Kemudian, dari sejarah kekhalifahan Islam pun kita akan melihat besarnya perhatian para Khalifah terhadap pendidikan rakyatnya, termasuk terhadap para pendidiknya. Imam Ad Damsyiqi telah menceritakan sebuah riwayat dari Al Wadliyah bin Atha yang menyatakan bahwa di kota Madinah ada tiga orang guru yang mengajar anak-anak. Khalifah Umar bin Khatthab memberikan gaji pada mereka masing-masing sebesar 15 dinar ( 1 dinar = 4,25 gram emas) (sekitar 51 juta rupiah dengan kurs saat ini). 

Kemudian, dahulu juga ada Madrasah Al Muntashiriah yang didirikan oleh Khalifah Al Muntahsir di kota Baghdad. Di madrasah tersebut, setiap siswa menerima beasiswa berupa emas seharga satu dinar. Kehidupan keseharian mereka pun dijamin sepenuhnya oleh negara. Fasilitas sekolah disediakan, seperti perpustakaan beserta isinya, rumah sakit, dan pemandian.

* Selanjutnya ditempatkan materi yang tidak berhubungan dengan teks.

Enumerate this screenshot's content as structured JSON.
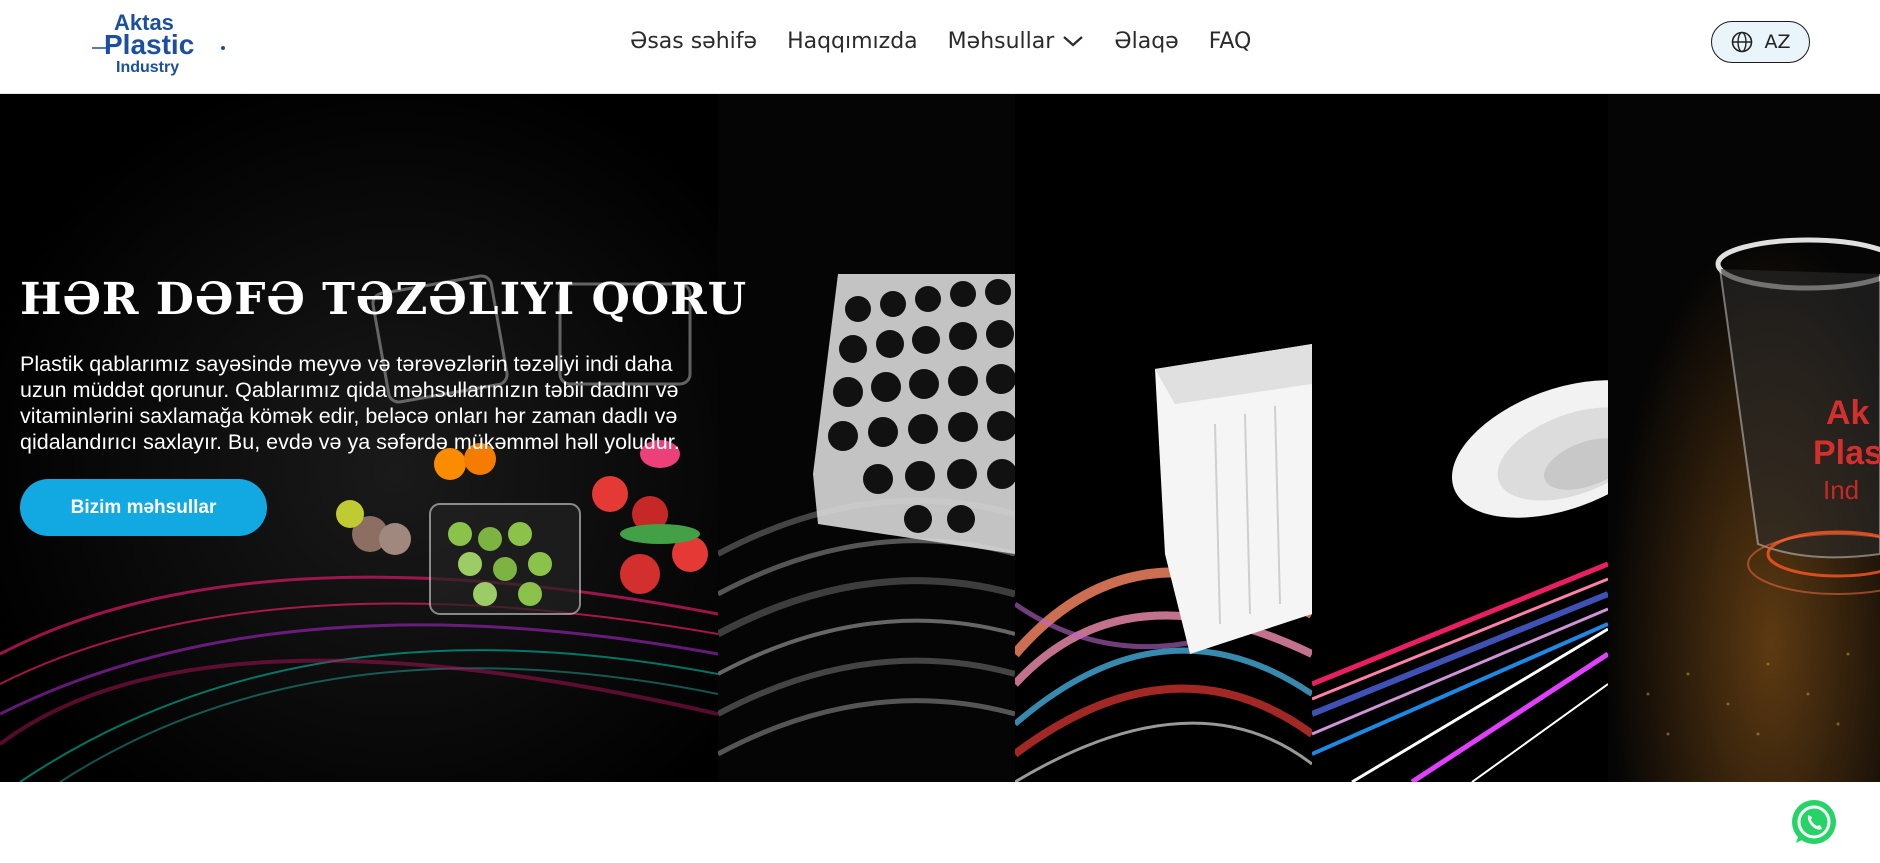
{
  "brand": {
    "logo_line1": "Aktas",
    "logo_line2": "Plastic",
    "logo_line3": "Industry",
    "logo_color": "#1d4fa0"
  },
  "nav": {
    "items": [
      {
        "label": "Əsas səhifə"
      },
      {
        "label": "Haqqımızda"
      },
      {
        "label": "Məhsullar",
        "has_dropdown": true
      },
      {
        "label": "Əlaqə"
      },
      {
        "label": "FAQ"
      }
    ]
  },
  "language": {
    "selected": "AZ",
    "icon": "globe-icon"
  },
  "hero": {
    "title": "HƏR DƏFƏ TƏZƏLIYI QORU",
    "description": "Plastik qablarımız sayəsində meyvə və tərəvəzlərin təzəliyi indi daha uzun müddət qorunur. Qablarımız qida məhsullarınızın təbii dadını və vitaminlərini saxlamağa kömək edir, beləcə onları hər zaman dadlı və qidalandırıcı saxlayır. Bu, evdə və ya səfərdə mükəmməl həll yoludur.",
    "button_label": "Bizim məhsullar",
    "accent_color": "#12a8e2"
  },
  "floating": {
    "whatsapp_icon": "whatsapp-icon",
    "whatsapp_color": "#25d366"
  }
}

Ada pula Madrasah An Nuriah di Damaskus yang didirikan pada abad keenam hijriyah oleh Khalifah Sultan Nuruddin Muhammad Zanky. Di sana terdapat fasilitas seperti asrama siswa, perumahan staf pengajar, tempat peristirahatan, para pelayan serta ruangan besar untuk ceramah dan diskusi.
Semua sarana dan prasarana dalam dunia pendidikan tersebut, tentu harus dipenuhi oleh negara. Hal ini tak lepas  dengan pengelolaan terhadap sumber pemasukan negara (zakat, fa'i, ghanimah, kharaj, usyr, jizyah, dll) yang dikelola dengan benar sesuai dengan aturan Islam. Selain itu seluruh kekayaan sumber daya alam (SDA) harus dikelola oleh negara dan tidak boleh diserahkan pengelolaannya kepada Asing/Korporat. Di mana negara juga tidak boleh mengambil keuntungan (non profit oriented) dari pengelolaannya dan dipergunakan untuk mewujudkan kesejahteraan rakyat. 

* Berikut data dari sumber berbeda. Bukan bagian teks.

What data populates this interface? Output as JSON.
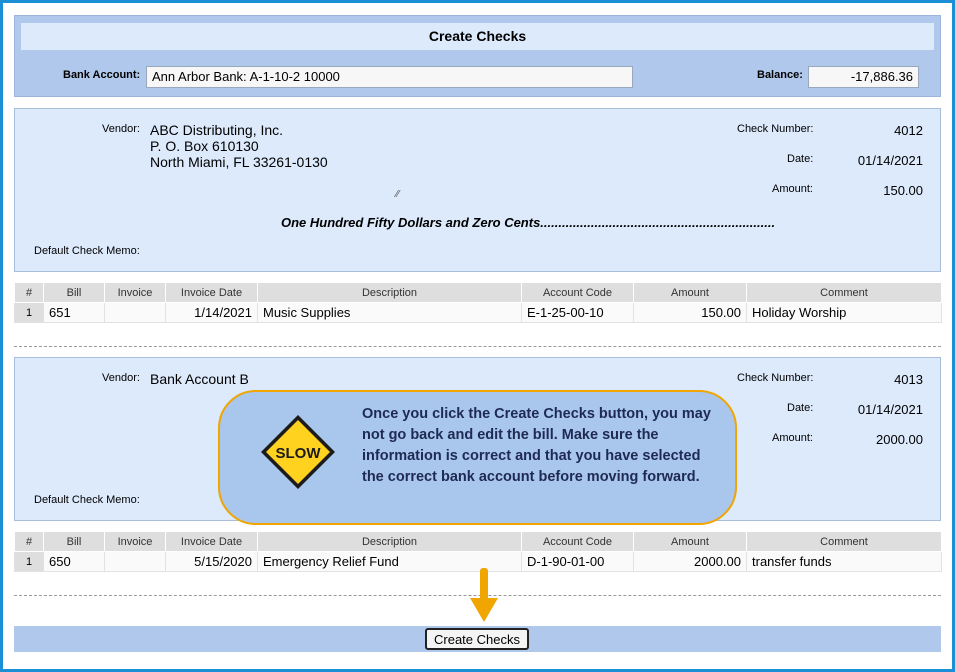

Demikianlah, jika kita menerapkan sistem pendidikan yang berasas kepada Islam sebagai the way of life dalam kehidupan bermasyarakat dan bernegara, maka akan terwujud sebuah sistem pendidikan yang baik dan benar. Sebuah sistem yang mampu melahirkan generasi-generasi unggul yang berkepribadian Islam, bertakwa pada Rabb-nya, serta sejahtera dan penuh rahmat. Wallahu 'a'lam bi ashshowab.